Zhu had questioned her multiple times that first day. She had been pushed around a little, and that horrible little toad Heng Zhang had stared at her several times with an ugly grin that promised he was going to personally administer pain to her. There was no confessing. That would earn her a death sentence. She’d have to brace herself for more torture. The very idea made her sick.

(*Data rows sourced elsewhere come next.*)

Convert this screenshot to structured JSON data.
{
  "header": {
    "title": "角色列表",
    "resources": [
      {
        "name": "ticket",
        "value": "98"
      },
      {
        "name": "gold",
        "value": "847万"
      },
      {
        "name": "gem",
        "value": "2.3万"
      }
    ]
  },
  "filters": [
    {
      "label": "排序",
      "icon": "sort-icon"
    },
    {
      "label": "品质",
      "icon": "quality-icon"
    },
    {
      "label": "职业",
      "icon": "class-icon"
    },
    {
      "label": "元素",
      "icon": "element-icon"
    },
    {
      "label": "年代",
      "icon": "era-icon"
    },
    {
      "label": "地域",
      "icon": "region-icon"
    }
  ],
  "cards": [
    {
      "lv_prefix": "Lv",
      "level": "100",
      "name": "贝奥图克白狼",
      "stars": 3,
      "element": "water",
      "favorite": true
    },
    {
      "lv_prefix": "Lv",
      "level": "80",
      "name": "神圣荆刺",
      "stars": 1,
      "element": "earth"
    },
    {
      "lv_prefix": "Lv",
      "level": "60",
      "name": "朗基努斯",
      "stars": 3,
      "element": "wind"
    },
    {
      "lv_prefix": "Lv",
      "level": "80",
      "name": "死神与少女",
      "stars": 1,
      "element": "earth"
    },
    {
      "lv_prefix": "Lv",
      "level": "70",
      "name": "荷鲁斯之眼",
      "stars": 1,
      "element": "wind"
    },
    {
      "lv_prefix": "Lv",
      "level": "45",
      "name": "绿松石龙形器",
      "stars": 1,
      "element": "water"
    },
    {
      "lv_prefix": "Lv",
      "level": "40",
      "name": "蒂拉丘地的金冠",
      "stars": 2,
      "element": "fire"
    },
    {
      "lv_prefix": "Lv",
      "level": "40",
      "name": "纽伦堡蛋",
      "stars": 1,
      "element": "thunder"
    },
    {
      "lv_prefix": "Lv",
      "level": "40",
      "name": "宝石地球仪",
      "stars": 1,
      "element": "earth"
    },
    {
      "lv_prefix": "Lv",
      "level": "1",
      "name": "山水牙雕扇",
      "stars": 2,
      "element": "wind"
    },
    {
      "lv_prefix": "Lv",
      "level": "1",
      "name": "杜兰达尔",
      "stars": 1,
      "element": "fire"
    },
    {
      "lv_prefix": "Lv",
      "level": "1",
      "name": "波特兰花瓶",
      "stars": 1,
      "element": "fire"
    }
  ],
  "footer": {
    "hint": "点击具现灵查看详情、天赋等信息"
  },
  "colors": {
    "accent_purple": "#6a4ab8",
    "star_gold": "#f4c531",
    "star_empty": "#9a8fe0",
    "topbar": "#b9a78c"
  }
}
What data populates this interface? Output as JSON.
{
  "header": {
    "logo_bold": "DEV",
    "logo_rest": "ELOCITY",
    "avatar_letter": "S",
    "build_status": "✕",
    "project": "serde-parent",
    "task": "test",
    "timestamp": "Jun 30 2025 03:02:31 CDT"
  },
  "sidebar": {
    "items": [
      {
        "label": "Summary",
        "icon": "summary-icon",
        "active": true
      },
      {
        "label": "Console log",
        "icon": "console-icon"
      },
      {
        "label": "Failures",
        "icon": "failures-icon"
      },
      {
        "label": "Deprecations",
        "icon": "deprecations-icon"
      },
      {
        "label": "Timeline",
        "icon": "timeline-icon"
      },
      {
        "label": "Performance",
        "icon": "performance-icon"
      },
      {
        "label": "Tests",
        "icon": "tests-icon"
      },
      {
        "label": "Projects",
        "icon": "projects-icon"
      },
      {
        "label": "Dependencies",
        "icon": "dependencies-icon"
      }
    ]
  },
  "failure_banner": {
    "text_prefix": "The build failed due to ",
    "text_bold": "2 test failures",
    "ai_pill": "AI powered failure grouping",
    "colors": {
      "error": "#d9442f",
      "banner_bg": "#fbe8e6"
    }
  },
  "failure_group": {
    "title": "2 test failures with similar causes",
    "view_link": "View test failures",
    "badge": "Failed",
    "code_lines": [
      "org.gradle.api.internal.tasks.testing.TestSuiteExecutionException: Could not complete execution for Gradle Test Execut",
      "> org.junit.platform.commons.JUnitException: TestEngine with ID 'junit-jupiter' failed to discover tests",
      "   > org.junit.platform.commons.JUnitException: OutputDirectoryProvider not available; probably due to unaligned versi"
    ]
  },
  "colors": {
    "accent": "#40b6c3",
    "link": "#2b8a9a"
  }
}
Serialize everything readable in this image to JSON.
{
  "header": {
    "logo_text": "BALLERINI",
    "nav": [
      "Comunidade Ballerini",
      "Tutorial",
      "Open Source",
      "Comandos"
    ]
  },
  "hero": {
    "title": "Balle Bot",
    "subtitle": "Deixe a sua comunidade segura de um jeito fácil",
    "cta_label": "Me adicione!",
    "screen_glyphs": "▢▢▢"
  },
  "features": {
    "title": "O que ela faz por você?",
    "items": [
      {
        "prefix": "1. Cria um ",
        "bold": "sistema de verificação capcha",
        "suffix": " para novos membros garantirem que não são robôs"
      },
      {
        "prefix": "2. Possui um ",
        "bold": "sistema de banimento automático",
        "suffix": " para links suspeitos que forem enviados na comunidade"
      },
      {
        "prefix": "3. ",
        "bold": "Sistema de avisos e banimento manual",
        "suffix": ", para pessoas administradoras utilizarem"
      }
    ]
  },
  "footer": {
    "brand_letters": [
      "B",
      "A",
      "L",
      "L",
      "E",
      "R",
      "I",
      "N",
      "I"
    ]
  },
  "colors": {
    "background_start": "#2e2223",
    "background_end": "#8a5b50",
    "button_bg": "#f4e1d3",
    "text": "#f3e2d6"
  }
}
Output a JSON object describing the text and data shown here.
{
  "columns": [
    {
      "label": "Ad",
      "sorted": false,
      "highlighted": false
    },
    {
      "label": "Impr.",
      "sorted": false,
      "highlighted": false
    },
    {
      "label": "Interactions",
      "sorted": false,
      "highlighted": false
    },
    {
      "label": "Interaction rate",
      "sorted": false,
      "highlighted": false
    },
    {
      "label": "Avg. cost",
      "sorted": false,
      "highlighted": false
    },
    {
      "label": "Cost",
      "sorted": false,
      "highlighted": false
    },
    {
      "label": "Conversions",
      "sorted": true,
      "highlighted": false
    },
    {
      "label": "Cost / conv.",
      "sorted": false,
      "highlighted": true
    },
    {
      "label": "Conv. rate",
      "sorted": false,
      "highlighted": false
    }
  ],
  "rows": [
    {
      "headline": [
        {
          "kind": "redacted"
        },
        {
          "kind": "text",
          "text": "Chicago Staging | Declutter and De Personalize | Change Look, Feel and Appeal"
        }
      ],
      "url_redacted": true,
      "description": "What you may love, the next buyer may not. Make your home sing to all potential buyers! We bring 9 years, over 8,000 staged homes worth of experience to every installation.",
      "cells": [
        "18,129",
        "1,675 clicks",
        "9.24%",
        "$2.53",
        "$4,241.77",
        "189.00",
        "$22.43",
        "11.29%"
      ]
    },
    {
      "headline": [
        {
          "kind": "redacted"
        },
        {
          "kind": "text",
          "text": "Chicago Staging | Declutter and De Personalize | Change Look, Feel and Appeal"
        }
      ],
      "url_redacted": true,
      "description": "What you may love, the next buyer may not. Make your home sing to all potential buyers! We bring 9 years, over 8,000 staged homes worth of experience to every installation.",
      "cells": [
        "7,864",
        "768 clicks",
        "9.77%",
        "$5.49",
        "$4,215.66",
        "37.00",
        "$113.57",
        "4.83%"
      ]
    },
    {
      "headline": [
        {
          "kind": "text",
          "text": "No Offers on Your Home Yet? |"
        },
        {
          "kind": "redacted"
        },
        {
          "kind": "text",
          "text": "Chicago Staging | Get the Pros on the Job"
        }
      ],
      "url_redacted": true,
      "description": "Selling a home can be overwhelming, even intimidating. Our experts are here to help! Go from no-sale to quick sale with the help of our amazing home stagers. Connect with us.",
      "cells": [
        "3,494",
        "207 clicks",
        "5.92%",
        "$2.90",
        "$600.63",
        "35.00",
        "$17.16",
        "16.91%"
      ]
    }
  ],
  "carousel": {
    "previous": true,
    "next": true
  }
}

They’d used chemicals on her the second day and her insides still were raw and shaky. The chemicals had raged through her body, blistering and burning with horrific consequences. She writhed in pain, screaming, trying to outrun her insides as they twisted and burned as if a blowtorch were cutting a wide path through her. Zhu had restrained her to keep her from hurting herself, and twice he’d wiped the sweat from her face with a cool cloth that only added to her misery because the moment he took it away, the flames felt hotter on her skin.

He’d stripped her clothing away, leaving her bare and vulnerable, afraid of being raped. Of being humiliated on top of being tortured. It was the longest day of her life, the questions coming at her until she was so confused she could barely hear him above the noise in her head. The drugs messed with her mind, so sometimes she didn’t know her own name.